See, here's what I don't get.  With all the recent tough talk from Wall Street's regulators, how come the much publicized Global Settlement with Wall Street's largest firms didn't impose a sanction even remotely resembling what the NASD got from Hornblower & Weeks or the SEC now proposes for Ernst & Young?  Remember all the press about how they nailed the top ten broker-dealers to the wall --- really showed them --- sent them a message they'll not soon forget?  Remember all that?  Funny, little Hornblower & Weeks had its research activities suspended for six months and, before resuming research reports, was required to retain an outside consultant (not to mention similarly harsh sanctions on the firm's CEO).  Odd, isn't it, how less than a year later when the biggest broker-dealers were forced to account for similar misconduct that we didn't see any suspension of their research activities.  How is that?

C'mon, let's be blunt.  Why didn't they shut down Merrill's or Salomon's research departments for six months --- like the NASD did with Hornblower?  Certainly, that would have hit them in the pocketbook.  Certainly, their shadow would have been trimmed back a bit and maybe, just maybe, some smaller competitors could have developed a niche market and made some money and hired some of Wall Street's recently unemployed.  But for some reason those draconian sanctions so easily meted out on the small fry just don't seem to get imposed upon the sharks and whales --- not by the SEC, not by the states, and not by the NASD.  

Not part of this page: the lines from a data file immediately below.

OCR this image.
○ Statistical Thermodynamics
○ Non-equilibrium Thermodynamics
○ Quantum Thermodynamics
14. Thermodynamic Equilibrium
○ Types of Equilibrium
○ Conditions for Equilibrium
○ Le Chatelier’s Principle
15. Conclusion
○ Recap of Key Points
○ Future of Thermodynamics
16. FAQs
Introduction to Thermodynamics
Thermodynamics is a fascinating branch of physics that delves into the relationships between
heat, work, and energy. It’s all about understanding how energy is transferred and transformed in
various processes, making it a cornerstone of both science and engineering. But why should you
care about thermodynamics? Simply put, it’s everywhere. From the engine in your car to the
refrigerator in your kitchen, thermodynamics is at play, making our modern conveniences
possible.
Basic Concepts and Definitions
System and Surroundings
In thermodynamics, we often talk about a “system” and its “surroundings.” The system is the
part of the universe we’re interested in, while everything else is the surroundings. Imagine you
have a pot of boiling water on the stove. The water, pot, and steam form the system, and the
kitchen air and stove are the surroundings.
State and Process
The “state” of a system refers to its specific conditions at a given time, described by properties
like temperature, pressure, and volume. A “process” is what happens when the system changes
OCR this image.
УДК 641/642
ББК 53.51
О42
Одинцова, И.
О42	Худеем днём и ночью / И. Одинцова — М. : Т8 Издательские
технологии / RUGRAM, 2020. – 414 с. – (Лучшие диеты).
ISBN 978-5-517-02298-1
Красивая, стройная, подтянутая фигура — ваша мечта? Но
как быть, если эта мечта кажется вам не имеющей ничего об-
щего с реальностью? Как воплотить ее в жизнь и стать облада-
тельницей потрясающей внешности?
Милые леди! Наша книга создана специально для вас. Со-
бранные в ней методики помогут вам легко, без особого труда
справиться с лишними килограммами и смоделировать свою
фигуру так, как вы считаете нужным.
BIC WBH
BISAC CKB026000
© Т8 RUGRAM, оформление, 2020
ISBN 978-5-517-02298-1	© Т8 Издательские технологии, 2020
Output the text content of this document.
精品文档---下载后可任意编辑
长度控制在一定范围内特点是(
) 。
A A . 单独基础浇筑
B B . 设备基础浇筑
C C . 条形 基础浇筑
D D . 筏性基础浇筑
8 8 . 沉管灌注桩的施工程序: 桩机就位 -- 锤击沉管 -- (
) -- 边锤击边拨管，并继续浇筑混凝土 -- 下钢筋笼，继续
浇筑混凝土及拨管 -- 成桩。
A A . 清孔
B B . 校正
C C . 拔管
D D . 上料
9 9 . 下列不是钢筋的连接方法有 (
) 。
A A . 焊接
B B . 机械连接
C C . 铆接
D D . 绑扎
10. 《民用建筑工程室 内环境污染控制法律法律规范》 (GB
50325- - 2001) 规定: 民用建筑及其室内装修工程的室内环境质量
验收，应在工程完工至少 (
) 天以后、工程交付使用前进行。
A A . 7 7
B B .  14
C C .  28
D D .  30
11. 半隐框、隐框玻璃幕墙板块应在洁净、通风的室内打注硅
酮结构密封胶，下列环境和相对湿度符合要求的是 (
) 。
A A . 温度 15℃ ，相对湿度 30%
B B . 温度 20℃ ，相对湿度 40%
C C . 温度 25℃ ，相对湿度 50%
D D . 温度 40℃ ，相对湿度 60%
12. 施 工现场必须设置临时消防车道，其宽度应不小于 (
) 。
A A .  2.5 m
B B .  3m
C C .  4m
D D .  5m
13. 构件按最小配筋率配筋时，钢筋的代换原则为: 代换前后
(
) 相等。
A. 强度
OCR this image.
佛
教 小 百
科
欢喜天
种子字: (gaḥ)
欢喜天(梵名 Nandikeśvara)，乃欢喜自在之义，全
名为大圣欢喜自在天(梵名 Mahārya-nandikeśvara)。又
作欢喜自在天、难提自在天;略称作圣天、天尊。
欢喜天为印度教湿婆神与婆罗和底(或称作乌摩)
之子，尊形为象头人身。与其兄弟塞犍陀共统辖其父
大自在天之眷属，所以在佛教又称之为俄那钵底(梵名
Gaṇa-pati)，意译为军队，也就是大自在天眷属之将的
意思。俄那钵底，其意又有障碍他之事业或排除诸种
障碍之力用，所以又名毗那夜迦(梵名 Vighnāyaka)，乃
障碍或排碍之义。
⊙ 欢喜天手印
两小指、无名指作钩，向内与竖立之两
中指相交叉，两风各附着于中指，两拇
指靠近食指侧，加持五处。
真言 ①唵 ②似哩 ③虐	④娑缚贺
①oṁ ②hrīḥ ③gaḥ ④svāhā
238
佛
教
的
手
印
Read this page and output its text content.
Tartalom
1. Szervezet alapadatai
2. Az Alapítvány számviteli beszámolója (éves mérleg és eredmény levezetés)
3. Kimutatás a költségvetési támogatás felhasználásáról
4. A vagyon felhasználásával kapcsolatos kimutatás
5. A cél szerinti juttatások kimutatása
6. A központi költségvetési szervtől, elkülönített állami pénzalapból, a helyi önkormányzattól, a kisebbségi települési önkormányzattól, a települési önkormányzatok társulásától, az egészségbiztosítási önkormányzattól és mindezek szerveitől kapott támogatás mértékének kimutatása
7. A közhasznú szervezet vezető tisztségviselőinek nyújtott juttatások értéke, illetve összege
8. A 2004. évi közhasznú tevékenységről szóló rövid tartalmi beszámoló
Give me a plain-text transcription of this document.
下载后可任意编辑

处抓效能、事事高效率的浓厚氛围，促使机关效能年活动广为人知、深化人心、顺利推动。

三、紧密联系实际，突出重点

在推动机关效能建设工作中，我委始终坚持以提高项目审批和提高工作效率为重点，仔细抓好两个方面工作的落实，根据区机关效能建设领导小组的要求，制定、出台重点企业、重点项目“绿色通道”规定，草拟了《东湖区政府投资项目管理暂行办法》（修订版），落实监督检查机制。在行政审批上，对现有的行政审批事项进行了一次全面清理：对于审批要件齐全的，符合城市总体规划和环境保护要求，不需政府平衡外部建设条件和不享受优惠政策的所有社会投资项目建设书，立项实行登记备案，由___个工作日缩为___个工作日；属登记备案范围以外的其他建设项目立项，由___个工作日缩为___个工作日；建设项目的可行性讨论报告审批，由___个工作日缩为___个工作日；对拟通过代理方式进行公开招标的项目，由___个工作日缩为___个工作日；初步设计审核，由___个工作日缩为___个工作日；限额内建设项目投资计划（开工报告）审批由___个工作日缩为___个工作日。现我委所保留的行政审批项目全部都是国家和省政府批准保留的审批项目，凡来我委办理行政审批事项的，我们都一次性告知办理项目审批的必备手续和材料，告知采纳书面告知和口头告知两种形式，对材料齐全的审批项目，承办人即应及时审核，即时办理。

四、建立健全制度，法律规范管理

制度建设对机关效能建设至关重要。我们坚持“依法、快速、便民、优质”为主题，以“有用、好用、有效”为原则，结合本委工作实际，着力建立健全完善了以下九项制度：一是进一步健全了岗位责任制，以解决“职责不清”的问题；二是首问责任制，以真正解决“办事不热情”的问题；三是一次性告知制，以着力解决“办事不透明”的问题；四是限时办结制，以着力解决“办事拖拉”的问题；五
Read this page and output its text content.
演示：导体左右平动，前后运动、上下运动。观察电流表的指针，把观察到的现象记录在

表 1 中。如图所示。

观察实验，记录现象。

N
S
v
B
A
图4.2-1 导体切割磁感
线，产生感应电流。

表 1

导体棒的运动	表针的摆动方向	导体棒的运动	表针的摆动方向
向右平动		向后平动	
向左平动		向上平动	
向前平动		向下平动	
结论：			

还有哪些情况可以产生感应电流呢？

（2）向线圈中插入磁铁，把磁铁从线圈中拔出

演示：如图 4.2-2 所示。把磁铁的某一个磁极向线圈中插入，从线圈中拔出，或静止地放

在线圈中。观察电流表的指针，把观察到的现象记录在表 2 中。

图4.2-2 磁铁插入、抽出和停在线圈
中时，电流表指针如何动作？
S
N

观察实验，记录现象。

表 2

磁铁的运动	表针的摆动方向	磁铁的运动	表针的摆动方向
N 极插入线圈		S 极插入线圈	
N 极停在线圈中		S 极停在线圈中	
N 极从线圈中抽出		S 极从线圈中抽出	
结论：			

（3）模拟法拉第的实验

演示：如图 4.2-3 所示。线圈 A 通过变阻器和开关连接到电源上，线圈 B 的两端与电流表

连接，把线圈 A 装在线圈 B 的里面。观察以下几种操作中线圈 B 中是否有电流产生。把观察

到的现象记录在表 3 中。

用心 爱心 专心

We all know how the double standard works.  The powerful companies get to write checks --- typically using funds that rightfully belong to their public shareholders or defrauded public investors.  And then the regulators eventually get around to naming some upper management types (often those who are no longer employed by the firm or who have been designated as the sacrificial lamb) --- just to reassure us that they're holding some human being accountable. Of course, we all shake our heads in disbelief because the top bosses are never, ever named.

But, let's hope that the SEC has started to get it right.  Finally.